Nanotechnology + Superconductivity = Spintronics

karvind writes "Spintronics is a nanoscale technology in which information is carried not by the electron's charge, as it is in conventional microchips, but by the electron's intrinsic spin and if a reliable way can be found to control and manipulate the spins spintronic devices could offer higher data processing speeds, lower electric consumption, and many other advantages over conventional chips--including, perhaps, the ability to carry out radically new quantum computations. PhysOrg is reporting that University of Notre Dame physicist Boldizsar Janko and his colleagues have found a way to achieve this control using a magnetic semiconductor, insulator and superconducting material stack of thicknesses of order of few dozen nanometers. IBM and Stanford are also looking into spintronics."

3 of 88 comments (clear)

  1. Need Wikipedia Update? by Silverlancer · · Score: 5, Interesting

    Seems like one of the Unsolved Problems in Physics isn't exactly unsolved anymore.
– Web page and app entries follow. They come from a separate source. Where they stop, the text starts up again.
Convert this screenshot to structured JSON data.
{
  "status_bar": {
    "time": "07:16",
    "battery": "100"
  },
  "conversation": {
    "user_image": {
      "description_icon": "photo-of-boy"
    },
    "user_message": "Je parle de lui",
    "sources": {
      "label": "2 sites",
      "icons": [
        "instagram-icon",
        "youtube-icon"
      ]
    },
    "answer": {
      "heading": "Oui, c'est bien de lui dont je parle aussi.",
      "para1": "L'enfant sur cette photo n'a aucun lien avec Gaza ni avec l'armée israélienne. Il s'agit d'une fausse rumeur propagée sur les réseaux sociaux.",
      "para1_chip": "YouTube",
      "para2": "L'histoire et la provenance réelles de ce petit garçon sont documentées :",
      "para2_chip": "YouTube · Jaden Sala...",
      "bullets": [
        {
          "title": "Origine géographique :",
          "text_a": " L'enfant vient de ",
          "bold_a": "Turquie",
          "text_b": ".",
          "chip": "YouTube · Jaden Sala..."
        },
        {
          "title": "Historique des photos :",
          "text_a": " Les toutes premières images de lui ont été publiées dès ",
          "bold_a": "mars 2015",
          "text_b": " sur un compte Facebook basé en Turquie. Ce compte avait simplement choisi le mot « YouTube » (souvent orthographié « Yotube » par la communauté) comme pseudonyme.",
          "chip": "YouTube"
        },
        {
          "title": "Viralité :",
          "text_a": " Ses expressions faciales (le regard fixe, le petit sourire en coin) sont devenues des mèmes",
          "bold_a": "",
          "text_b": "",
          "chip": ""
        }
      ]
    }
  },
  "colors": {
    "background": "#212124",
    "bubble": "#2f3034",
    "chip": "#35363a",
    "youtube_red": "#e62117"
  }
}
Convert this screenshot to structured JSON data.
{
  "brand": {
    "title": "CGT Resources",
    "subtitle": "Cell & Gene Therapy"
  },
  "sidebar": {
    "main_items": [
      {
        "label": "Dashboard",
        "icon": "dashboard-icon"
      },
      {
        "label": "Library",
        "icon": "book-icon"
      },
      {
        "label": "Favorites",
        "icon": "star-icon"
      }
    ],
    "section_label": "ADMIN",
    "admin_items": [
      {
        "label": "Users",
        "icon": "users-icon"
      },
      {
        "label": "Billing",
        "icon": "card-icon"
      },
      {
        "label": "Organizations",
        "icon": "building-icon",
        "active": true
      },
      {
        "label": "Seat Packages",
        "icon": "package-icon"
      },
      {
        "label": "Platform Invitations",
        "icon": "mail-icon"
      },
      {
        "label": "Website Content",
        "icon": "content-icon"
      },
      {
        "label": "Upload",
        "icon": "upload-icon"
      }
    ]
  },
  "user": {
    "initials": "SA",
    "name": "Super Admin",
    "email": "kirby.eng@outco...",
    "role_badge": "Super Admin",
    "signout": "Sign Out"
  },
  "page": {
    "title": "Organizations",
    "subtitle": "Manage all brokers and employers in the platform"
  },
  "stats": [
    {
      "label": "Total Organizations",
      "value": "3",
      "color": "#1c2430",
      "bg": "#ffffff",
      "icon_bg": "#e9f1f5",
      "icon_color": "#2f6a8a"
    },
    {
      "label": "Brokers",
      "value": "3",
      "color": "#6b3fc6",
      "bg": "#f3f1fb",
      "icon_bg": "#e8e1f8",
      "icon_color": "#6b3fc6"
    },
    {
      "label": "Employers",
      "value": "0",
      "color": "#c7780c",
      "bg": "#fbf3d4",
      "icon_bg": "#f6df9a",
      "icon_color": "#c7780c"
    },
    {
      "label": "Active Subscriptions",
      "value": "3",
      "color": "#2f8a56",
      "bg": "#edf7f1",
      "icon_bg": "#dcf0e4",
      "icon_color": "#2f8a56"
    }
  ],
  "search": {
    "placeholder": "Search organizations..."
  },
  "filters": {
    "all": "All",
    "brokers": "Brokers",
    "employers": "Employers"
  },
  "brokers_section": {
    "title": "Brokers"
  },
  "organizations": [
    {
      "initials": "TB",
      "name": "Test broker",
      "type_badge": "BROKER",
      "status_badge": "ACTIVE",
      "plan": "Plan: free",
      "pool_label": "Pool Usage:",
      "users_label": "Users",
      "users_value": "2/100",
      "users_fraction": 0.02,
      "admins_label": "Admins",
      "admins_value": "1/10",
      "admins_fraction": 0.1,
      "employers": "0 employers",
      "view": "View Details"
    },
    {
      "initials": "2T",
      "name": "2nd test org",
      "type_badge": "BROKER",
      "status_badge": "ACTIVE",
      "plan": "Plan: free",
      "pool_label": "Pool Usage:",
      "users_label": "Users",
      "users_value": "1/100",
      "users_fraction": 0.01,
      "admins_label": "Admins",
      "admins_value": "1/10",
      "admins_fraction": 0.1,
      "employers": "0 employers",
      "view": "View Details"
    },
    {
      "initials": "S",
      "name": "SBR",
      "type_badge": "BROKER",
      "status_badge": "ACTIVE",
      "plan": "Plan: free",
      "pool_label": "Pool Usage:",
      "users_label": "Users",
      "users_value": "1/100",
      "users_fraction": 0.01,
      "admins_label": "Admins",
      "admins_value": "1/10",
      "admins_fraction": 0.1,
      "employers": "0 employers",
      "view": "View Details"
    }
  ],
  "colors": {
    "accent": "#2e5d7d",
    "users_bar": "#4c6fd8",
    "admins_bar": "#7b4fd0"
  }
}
  2. So, what, Base 4 Computing? by Ledneh · · Score: 3, Interesting

    I know this isn't exactly what the article said, but I had a thought. If computers could base data on spin and charge at the same time (4 possibilities), would there be any significant advantage to being able to work natively in base 4 instead of base 2?

    --
    "We are the Dyslexia of Borg. Your ass will be laminated. Futility is resistant."
    1. Re:So, what, Base 4 Computing? by Quantum+Fizz · · Score: 2, Interesting
      No, not if the four basis states are no electrons, spin up electrons, spin down electrons, and both kinds of electrons.

      Base four is nice because many hardware/software algorithms can be used since groups of two bits have 4 states, and a base-4 'bit' can be thought of as two independent bits.